Something to do with the vagus nerve that is responsible for the somatic sensations of having your ‘heart in your mouth’, you ‘stomach dropping’, feeling like your ‘insides are jelly’, and ‘butterflies in your stomach’. A lot of people describe existential anxiety as a mind and body experience akin to ‘floating/swinging through space’. A lot of existential anxiety tends to be pushed into people’s subconscious so they might experience it in their unconscious state of dreaming where we have less control over our thoughts and cognitions. I’m not sure if it’s always trauma related, but it seems to work a lot like trauma and how we see that play itself out in PTSD and PTSD related nightmares and/or dreams. A weighted blanket would aid in regaining that ‘solid’ feeling of gravity ‘holding you down’ and ‘grounding’ you. I have read that bodily grounding mental exercises are used a lot by those experiencing the onset of an anxiety attack.

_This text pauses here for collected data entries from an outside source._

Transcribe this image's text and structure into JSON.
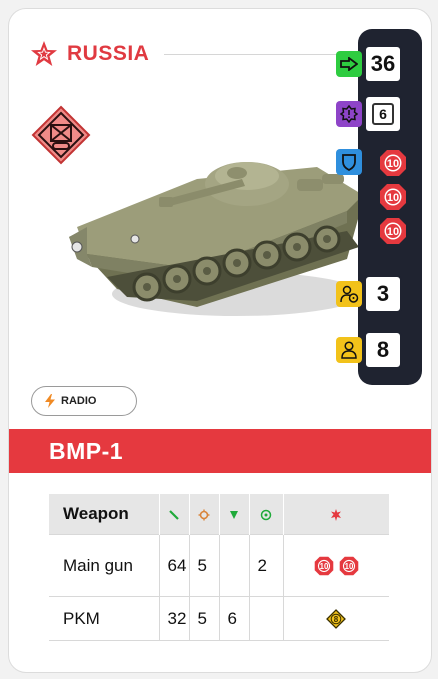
{
  "nation": {
    "name": "RUSSIA",
    "star_color": "#e03a41"
  },
  "unit": {
    "name": "BMP-1"
  },
  "stats": [
    {
      "key": "movement",
      "icon": "arrow-right-icon",
      "icon_bg": "#2ecc40",
      "value": "36"
    },
    {
      "key": "morale",
      "icon": "badge-exclamation-icon",
      "icon_bg": "#8e44c8",
      "value": "6"
    },
    {
      "key": "armor",
      "icon": "shield-icon",
      "icon_bg": "#2f8fdd",
      "values": [
        "10",
        "10",
        "10"
      ],
      "badge_color": "#e5393f"
    },
    {
      "key": "crew",
      "icon": "driver-wheel-icon",
      "icon_bg": "#f2c21a",
      "value": "3"
    },
    {
      "key": "passengers",
      "icon": "person-icon",
      "icon_bg": "#f2c21a",
      "value": "8"
    }
  ],
  "trait": {
    "label": "RADIO",
    "icon": "lightning-icon",
    "icon_color": "#f08a24"
  },
  "weapons": {
    "header": "Weapon",
    "rows": [
      {
        "name": "Main gun",
        "range": "64",
        "rof": "5",
        "ap": "",
        "accuracy": "2",
        "damage": [
          "10",
          "10"
        ],
        "damage_type": "red-hex"
      },
      {
        "name": "PKM",
        "range": "32",
        "rof": "5",
        "ap": "6",
        "accuracy": "",
        "damage": [
          "8"
        ],
        "damage_type": "yellow-diamond"
      }
    ]
  }
}
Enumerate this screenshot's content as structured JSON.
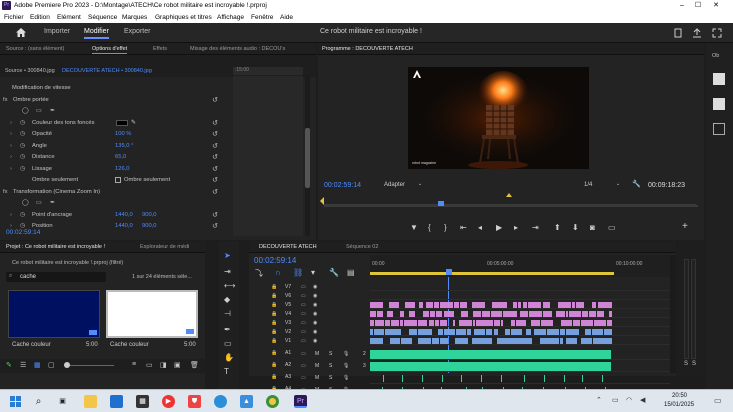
{
  "window": {
    "app_badge": "Pr",
    "title": "Adobe Premiere Pro 2023 - D:\\Montage\\ATECH\\Ce robot militaire est incroyable !.prproj",
    "minimize": "–",
    "maximize": "☐",
    "close": "✕"
  },
  "menu": [
    "Fichier",
    "Edition",
    "Elément",
    "Séquence",
    "Marques",
    "Graphiques et titres",
    "Affichage",
    "Fenêtre",
    "Aide"
  ],
  "header": {
    "workspaces": [
      "Importer",
      "Modifier",
      "Exporter"
    ],
    "active": "Modifier",
    "document_title": "Ce robot militaire est incroyable !"
  },
  "effects_panel": {
    "tabs": [
      "Source : (sans élément)",
      "Options d'effet",
      "Effets",
      "Mixage des éléments audio : DECOU's"
    ],
    "source_label": "Source • 300840.jpg",
    "sequence_label": "DECOUVERTE ATECH • 300840.jpg",
    "ruler_time": ":15:00",
    "rows": [
      {
        "type": "hdr",
        "label": "Modification de vitesse"
      },
      {
        "type": "fx",
        "label": "Ombre portée"
      },
      {
        "type": "icons"
      },
      {
        "type": "param",
        "label": "Couleur des tons foncés",
        "color": "#000000"
      },
      {
        "type": "param",
        "label": "Opacité",
        "value": "100 %"
      },
      {
        "type": "param",
        "label": "Angle",
        "value": "135,0 °"
      },
      {
        "type": "param",
        "label": "Distance",
        "value": "65,0"
      },
      {
        "type": "param",
        "label": "Lissage",
        "value": "126,0"
      },
      {
        "type": "check",
        "label": "Ombre seulement",
        "checkbox": "Ombre seulement"
      },
      {
        "type": "fx",
        "label": "Transformation (Cinema Zoom In)"
      },
      {
        "type": "icons"
      },
      {
        "type": "param",
        "label": "Point d'ancrage",
        "value": "1440,0",
        "value2": "900,0"
      },
      {
        "type": "param",
        "label": "Position",
        "value": "1440,0",
        "value2": "900,0"
      }
    ],
    "timecode": "00:02:59:14"
  },
  "program_monitor": {
    "title": "Programme : DECOUVERTE ATECH",
    "current_time": "00:02:59:14",
    "fit": "Adapter",
    "resolution": "1/4",
    "duration": "00:09:18:23",
    "watermark": "robot magazine"
  },
  "project_panel": {
    "title": "Projet : Ce robot militaire est incroyable !",
    "tab2": "Explorateur de médi",
    "file": "Ce robot militaire est incroyable !.prproj (filtré)",
    "search": "cache",
    "count": "1 sur 24 éléments séle...",
    "items": [
      {
        "name": "Cache couleur",
        "duration": "5:00",
        "color": "#001060"
      },
      {
        "name": "Cache couleur",
        "duration": "5:00",
        "color": "#ffffff"
      }
    ]
  },
  "timeline": {
    "tabs": [
      "DECOUVERTE ATECH",
      "Séquence 02"
    ],
    "timecode": "00:02:59:14",
    "ruler": [
      "00:00",
      "00:05:00:00",
      "00:10:00:00"
    ],
    "video_tracks": [
      "V7",
      "V6",
      "V5",
      "V4",
      "V3",
      "V2",
      "V1"
    ],
    "audio_tracks": [
      "A1",
      "A2",
      "A3",
      "A4"
    ],
    "track_buttons": [
      "M",
      "S"
    ],
    "audio_labels": [
      "2",
      "3"
    ]
  },
  "taskbar": {
    "time": "20:50",
    "date": "15/01/2025"
  },
  "colors": {
    "accent": "#4f8cff",
    "video_clip": "#d98ae0",
    "video_clip2": "#7aa8e8",
    "audio_clip": "#2fd49a"
  }
}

I think ultimately it makes you feel more safely ensconced in a ‘protective cocoon’, which Anthony Giddens describes in *Self Identity and Modernity* as a sense of ‘ontological security’ (as opposed to ontological *in*security defined by R.D. Laing in *The Divided Self*). I suppose that we carry with us a physical, mental, and emotional memory of being in the womb that is somewhat replicated by the feeling of a weighted blanket.